Under legislation passed in 2014 in response to ICAC findings the Minister for Resources can deny a mining application if the proponent is not deemed to be ‘fit and proper’. The Environmental Defenders Office has presented a strong portfolio of evidence that Wollongong Coal fails that test. The minister’s response is so far non-committal. This is the first time a decision is being made under this legislation so it may take a while to consider the precedent it may establish.
The final decision is in the hands of the government.
The Dendrobium Mine was approved in principle by a Planning Assessment Commission in 2001 and significantly expanded in 2012 despite great concern to those watching the significant damage that had already occurred to every swamp that was above an existing longwall.
The company is now applying for a further expansion closer to Avon Dam. Protect Sydney's Water Alliance objected to the expansion for several reasons:
- proven ongoing damage caused by current longwall mining
- failure by the proponent to take any steps to mitigate damage to swamps in previous longwalls
- failure by the proponent to prove that swamps can be rehabilitated or to undertake agreed research in this area
- the Dam Safety Committee clearly states in its submission that no longwall mining should take within 300 m of the full supply level of Avon Dam (the proposed longwalls will be within 250 m of the dam)
- the cumulative Impact of this mining on the catchments over the long term (as per PAC 2016 rejection of Russell Vale expansion)
- the dubious nature of jobs claims and the lack of any evidence that royalties or bond can ever cover the cost of rehabilitation
The closing date for submissions is 15 April. Click here to make a submission.
This mine was given approval for major expansion in 2009 despite major damage already occurring to the Waratah Rivulet and failed attempts to remediate the cracks using polyurethane resin injections. Peabody Energy is currently in financial straits because of the fall in the coal price. However, it is expected that the company will apply for a further expansion in the near future.

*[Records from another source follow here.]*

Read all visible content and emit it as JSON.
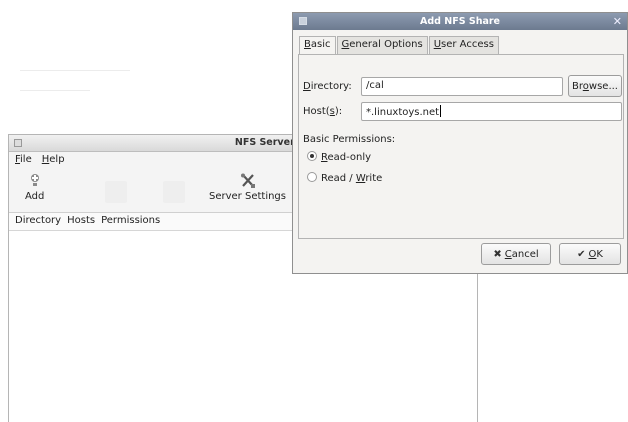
{
  "main_window": {
    "title": "NFS Server Configuration",
    "menu": [
      {
        "mnemonic": "F",
        "rest": "ile"
      },
      {
        "mnemonic": "H",
        "rest": "elp"
      }
    ],
    "toolbar": {
      "add_label": "Add",
      "add_icon": "plus-icon",
      "server_settings_label": "Server Settings",
      "server_settings_icon": "tools-icon"
    },
    "columns": [
      "Directory",
      "Hosts",
      "Permissions"
    ]
  },
  "dialog": {
    "title": "Add NFS Share",
    "tabs": [
      {
        "mnemonic": "B",
        "rest": "asic"
      },
      {
        "mnemonic": "G",
        "rest": "eneral Options"
      },
      {
        "mnemonic": "U",
        "rest": "ser Access"
      }
    ],
    "directory": {
      "mnemonic": "D",
      "rest": "irectory:",
      "value": "/cal"
    },
    "browse": {
      "pre": "Br",
      "mnemonic": "o",
      "rest": "wse..."
    },
    "hosts": {
      "pre": "Host(",
      "mnemonic": "s",
      "rest": "):",
      "value": "*.linuxtoys.net"
    },
    "permissions_heading": "Basic Permissions:",
    "read_only": {
      "mnemonic": "R",
      "rest": "ead-only",
      "selected": true
    },
    "read_write": {
      "pre": "Read / ",
      "mnemonic": "W",
      "rest": "rite",
      "selected": false
    },
    "cancel": {
      "mnemonic": "C",
      "rest": "ancel",
      "icon": "x-cancel-icon"
    },
    "ok": {
      "mnemonic": "O",
      "rest": "K",
      "icon": "ok-icon"
    }
  }
}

Significance of PACs Wollongong Coal Report
The issues raised in the PACs report apply to all the other mines in the catchment. It is hoped that heed will be taken of the strong opinions of the report when the current expansion plans of the Dendrobium and, possibly, future Wongawilli and Metropolitan mine expansion applications are considered.
Previous issues of STEP Matters (Issue 173, p7–8 and Issue 175, p2) have highlighted the damage that is occurring in Sydney’s southern water supply catchment in the Woronora area caused by underground longwall coal mining. Cracking of the surface has drained upland swamps and creeks that are the filter system and source of water flowing into the Cataract and Woronora dams.